To the lighthouse
By: Virginian Woolf
·
Plot
summary
Part I: The Window
The novel is set in the Ramsays'
summer home in the Hebrides, on the Isle of Skye. The section begins
with Mrs Ramsay assuring her son James that they should be able to visit the lighthouse
on the next day. This prediction is denied by Mr Ramsay, who voices his
certainty that the weather will not be clear, an opinion that forces a certain
tension between Mr and Mrs Ramsay, and also between Mr Ramsay and James. This
particular incident is referred to on various occasions throughout the section,
especially in the context of Mr and Mrs Ramsay's relationship.
The Ramsays and their eight
children have been joined at the house by a number of friends and colleagues.
One of them, Lily Briscoe, begins the novel as a young, uncertain painter
attempting a portrait of Mrs. Ramsay and James. Briscoe finds herself plagued
by doubts throughout the novel, doubts largely fed by the claims of Charles
Tensely, another guest, who asserts that women can neither paint nor write.

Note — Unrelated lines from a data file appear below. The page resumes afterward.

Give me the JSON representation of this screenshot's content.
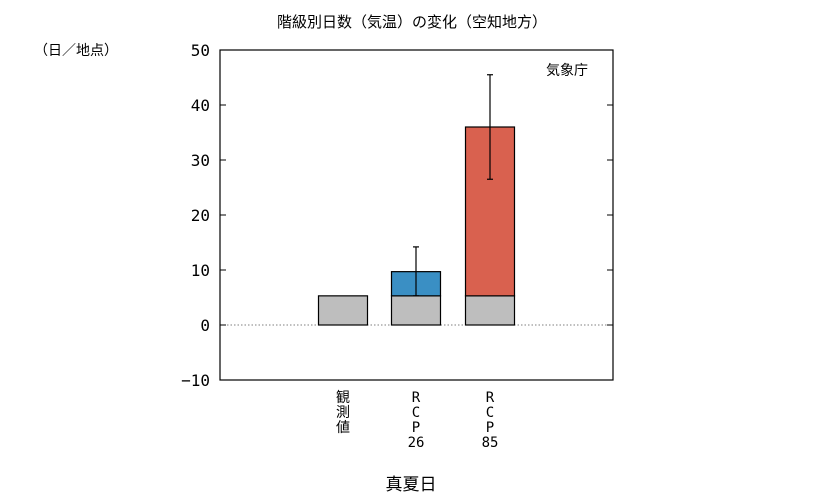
{
  "chart_data": {
    "type": "bar",
    "title": "階級別日数（気温）の変化（空知地方）",
    "ylabel": "（日／地点）",
    "xlabel": "真夏日",
    "source": "気象庁",
    "ylim": [
      -10,
      50
    ],
    "yticks": [
      -10,
      0,
      10,
      20,
      30,
      40,
      50
    ],
    "grid": false,
    "zero_line": "dotted",
    "categories": [
      "観\n測\n値",
      "R\nC\nP\n26",
      "R\nC\nP\n85"
    ],
    "series": [
      {
        "values": [
          5.3,
          5.3,
          5.3
        ],
        "color": "#bebebe"
      },
      {
        "values": [
          0,
          4.4,
          30.7
        ],
        "color_by_category": [
          "#bebebe",
          "#3a8fc4",
          "#d9614f"
        ]
      }
    ],
    "error_bars": [
      null,
      {
        "center": 9.7,
        "low": 5.3,
        "high": 14.2
      },
      {
        "center": 36.0,
        "low": 26.5,
        "high": 45.5
      }
    ]
  }
}
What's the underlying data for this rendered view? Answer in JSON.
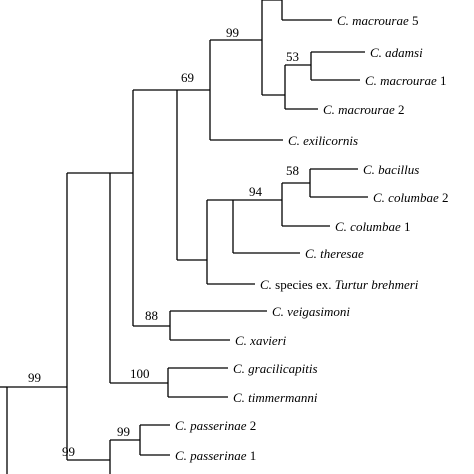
{
  "tree": {
    "taxa": [
      {
        "genus": "C.",
        "species": "macrourae",
        "suffix": "5"
      },
      {
        "genus": "C.",
        "species": "adamsi",
        "suffix": ""
      },
      {
        "genus": "C.",
        "species": "macrourae",
        "suffix": "1"
      },
      {
        "genus": "C.",
        "species": "macrourae",
        "suffix": "2"
      },
      {
        "genus": "C.",
        "species": "exilicornis",
        "suffix": ""
      },
      {
        "genus": "C.",
        "species": "bacillus",
        "suffix": ""
      },
      {
        "genus": "C.",
        "species": "columbae",
        "suffix": "2"
      },
      {
        "genus": "C.",
        "species": "columbae",
        "suffix": "1"
      },
      {
        "genus": "C.",
        "species": "theresae",
        "suffix": ""
      },
      {
        "genus": "C.",
        "species": "species ex.",
        "suffix": "Turtur brehmeri"
      },
      {
        "genus": "C.",
        "species": "veigasimoni",
        "suffix": ""
      },
      {
        "genus": "C.",
        "species": "xavieri",
        "suffix": ""
      },
      {
        "genus": "C.",
        "species": "gracilicapitis",
        "suffix": ""
      },
      {
        "genus": "C.",
        "species": "timmermanni",
        "suffix": ""
      },
      {
        "genus": "C.",
        "species": "passerinae",
        "suffix": "2"
      },
      {
        "genus": "C.",
        "species": "passerinae",
        "suffix": "1"
      }
    ],
    "bootstrap": [
      "99",
      "53",
      "69",
      "58",
      "94",
      "88",
      "100",
      "99",
      "99",
      "99"
    ]
  }
}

Tensely himself is an admirer of Mr Ramsay, a philosophy professor, and his
academic treatises.
The section closes with a large
dinner party. When Augustus Carmichael, a visiting poet, asks for a second
serving of soup, Mr Ramsay nearly snaps at him. Mrs Ramsay is herself out of
sorts when Paul Rayley and Minta Doyle, two acquaintances whom she has brought
together in engagement, arrive late to dinner, as Minta has lost her
grandmother's brooch on the beach.
Part II: Time
Passes
The second section gives a sense
of time passing, absence, and death. Ten years pass, during which
the First World War begins and ends. Mrs Ramsay dies, as do two of
her children - Prue dies from complications of childbirth, and Andrew is killed
in the war. Mr Ramsay is left adrift without his wife to praise and comfort him
during his bouts of fear and anguish regarding the longevity of his
philosophical work. This section is told from an omniscient point of view and
occasionally from Mrs. McCabe’s point of view. Mrs. McCabe worked in the
Ramsay's house since the beginning, and thus provides a clear view of how
things have changed in the time the summer house has been unoccupied.
Part III: The
Lighthouse
In the final section, “The
Lighthouse,” some of the remaining Ramsays and other guests
return to their
summer home ten years after the events of Part I. Mr Ramsay finally plans on
taking the long-delayed trip to the lighthouse with daughter Cam(illa) and son
James (the remaining Ramsay children are virtually unmentioned in the final
section). The trip almost does not happen, as the children are not ready, but
they eventually set off. As they travel, the children are silent in protest at
their father for forcing them to come along. However, James keeps the sailing
boat steady and rather than receiving the harsh words he has come to expect
from his father, he hears praise, providing a rare moment of empathy between
father and son; Cam's attitude towards her father changes also, from resentment
to eventual admiration.
They are accompanied by the
sailor Macalister and his son, who catches fish during the trip. The son cuts a
piece of flesh from a fish he has caught to use for bait, throwing the injured
fish back into the sea.
While they set sail for the
lighthouse, Lily attempts to finally complete the painting she has held in her
mind since the start of the novel. She reconsiders her memory of Mrs and Mr
Ramsay, balancing the multitude of impressions from ten years ago in an effort
to reach towards an objective truth about Mrs Ramsay and life itself. Upon
finishing the painting (just as the sailing party reaches the lighthouse) and
seeing that it satisfies her, she realises that the execution of her vision is
more important to her than the idea of leaving some sort of legacy in her work.